A própria du Pont, por volta de 1970, desenvolveu um novo plástico, o kevlar. Vimos essa poliamida, semelhante ao náilon, mencionado no capitulo 6. O ponto importante é que uma diferença química estrutural (monômeros aromáticos, isto é, contêm anéis benzênicos em vez de cadeias hidrocarbônicas abertas do náilon), é a responsável por profundas alterações de propriedades.
O kevlar, uma poliamida aromática ou “aramida”, é tão resistente que permite fazer chapas e coletes a prova de bala e outros objetos já mencionados. Tão resistente que, no inicio da década de 90, chassis de automóveis, como as esportivas Ferrari, passaram a ser fabricados com esse material.

A química e o meio ambiente

O mundo se vê atingido por problemas em escala global, isto é, que cobrem todo o planeta. A maioria das pessoas, per exemplo, já esta familiarizada com o efeito estufa, que eleva a temperatura da Terra, e com os perigos dos buracos na camada de ozônio da estratosfera. A diminuição da concentração de ozônio permite que os nocivos raios ultravioletas atinjam o solo com uma maior intensidade. Os dois casos decorrem da atividade humana; no primeiro, através da produção do dióxido de carbono pela queima de combustíveis fosseis, e, no segundo, pela liberação de clorofluorocarbonetos (de aerossóis) ou óxidos de nitrogênio (de motores de combustão interna).



A situação se complica ainda mais pelo fato de que o transporte rápido e a comunicação instantânea aumentam o número de consumidores das mais variadas substâncias.
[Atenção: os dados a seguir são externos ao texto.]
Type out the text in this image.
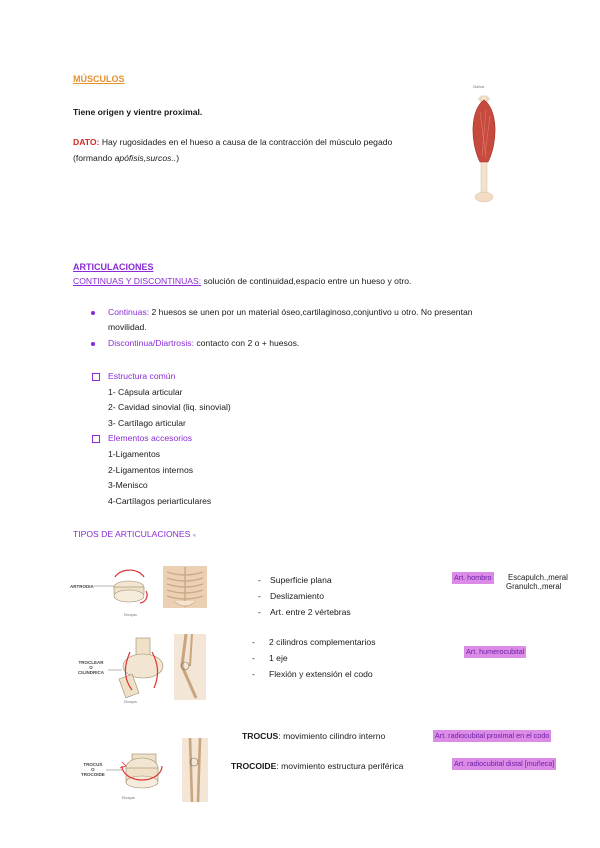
MÚSCULOS
Tiene origen y vientre proximal.
DATO: Hay rugosidades en el hueso a causa de la contracción del músculo pegado
(formando apófisis,surcos..)
Diafisis
ARTICULACIONES
CONTINUAS Y DISCONTINUAS: solución de continuidad,espacio entre un hueso y otro.
Continuas: 2 huesos se unen por un material óseo,cartilaginoso,conjuntivo u otro. No presentan
movilidad.
Discontinua/Diartrosis: contacto con 2 o + huesos.
Estructura común
1- Cápsula articular
2- Cavidad sinovial (liq. sinovial)
3- Cartílago articular
Elementos accesorios
1-Ligamentos
2-Ligamentos internos
3-Menisco
4-Cartílagos periarticulares
TIPOS DE ARTICULACIONES «
ARTRODIA
Ebrayas
- Superficie plana
- Deslizamiento
- Art. entre 2 vértebras
Art. hombro Escapulch.,meral
Granulch.,meral
TROCLEAR
O
CILÍNDRICA
Ebrayas
- 2 cilindros complementarios
- 1 eje
- Flexión y extensión el codo
Art. humerocubital
TROCUS
O
TROCOIDE
Ebrayas
TROCUS: movimiento cilindro interno
TROCOIDE: movimiento estructura periférica
Art. radiocubital proximal en el codo
Art. radiocubital distal [muñeca]
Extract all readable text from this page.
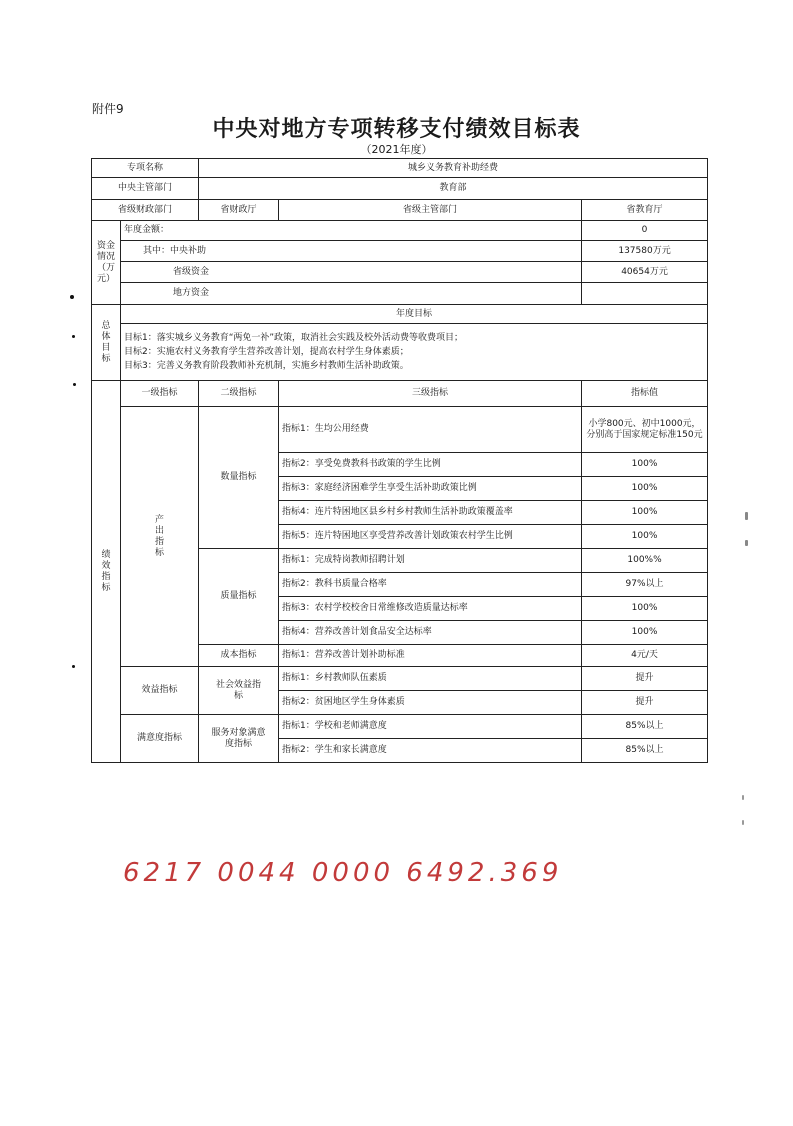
附件9
中央对地方专项转移支付绩效目标表
（2021年度）
专项名称		城乡义务教育补助经费		
中央主管部门		教育部		
省级财政部门		省财政厅	省级主管部门	省教育厅

资金
情况
（万
元）	年度金额：			0
	其中：中央补助			137580万元
	省级资金			40654万元
	地方资金			

总
体
目
标	年度目标			

	目标1：落实城乡义务教育“两免一补”政策，取消社会实践及校外活动费等收费项目；
目标2：实施农村义务教育学生营养改善计划，提高农村学生身体素质；
目标3：完善义务教育阶段教师补充机制，实施乡村教师生活补助政策。			

绩
效
指
标	一级指标	二级指标	三级指标	指标值

	产
出
指
标	数量指标	指标1：生均公用经费	小学800元、初中1000元，分别高于国家规定标准150元
			指标2：享受免费教科书政策的学生比例	100%
			指标3：家庭经济困难学生享受生活补助政策比例	100%
			指标4：连片特困地区县乡村乡村教师生活补助政策覆盖率	100%
			指标5：连片特困地区享受营养改善计划政策农村学生比例	100%
		质量指标	指标1：完成特岗教师招聘计划	100%%
			指标2：教科书质量合格率	97%以上
			指标3：农村学校校舍日常维修改造质量达标率	100%
			指标4：营养改善计划食品安全达标率	100%
		成本指标	指标1：营养改善计划补助标准	4元/天
	效益指标	社会效益指标	指标1：乡村教师队伍素质	提升
			指标2：贫困地区学生身体素质	提升
	满意度指标	服务对象满意度指标	指标1：学校和老师满意度	85%以上
			指标2：学生和家长满意度	85%以上
6217 0044 0000 6492.369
Da demanda resulta a necessidade de produção em imensas quantidades. Aparecem enormes instalações industriais acompanhadas do embarque por vias aérea, terrestre e marítima de grandes quantidades de materiais potencialmente perigosos. O resultado de poluição e de agressão ambiental.




Esses aspectos podem levar aqueles que agem por impulsos a simplesmente condenar a química. Mas, na realidade, os problemas encontram solução na própria química: por exemplo, através de modificações de catalisadores e de processos produtivos, cujo resultado é a diminuição dos custos e dos volumes de efluentes das fábricas. É possível realizar progressos mais drásticos, como criar novos procedimentos industriais que simplesmente não produzam rejeitos! Essa é uma solução radical em pleno desenvolvimento. Adicionalmente, pode se contar com a reciclagem e a reutilização.

Os metais, os papeis e muitos plásticos podem ser reciclados transformando-se em materiais disponíveis para uma reutilização. Isso evita muitas etapas de extração e processamento industrial, preservando, assim, o meio ambiente. Por outro lado a reutilização, ao invés do “uso-e –descarte”, especialmente de embalagens, é um hábito econômica e ambientalmente saudável que deve passar a fazer parte da vida de todas as comunidades.

Não se deve esquecer que o conhecimento sobre estabilidade e a reatividade de muitas substancias, naturais e sintéticas, que ocorrem na atmosfera e no solo, nas águas de rios e mares é ainda incompleto! Portanto, muito esforço de investigação química ainda esta por ser realizado no sentido de esclarecer quais são os reais riscos ecológicos e de saúde. Do resultado das futuras descobertas, surgirão alternativas hoje impredizíveis e imprevisíveis a fim de resolver problemas ambientais.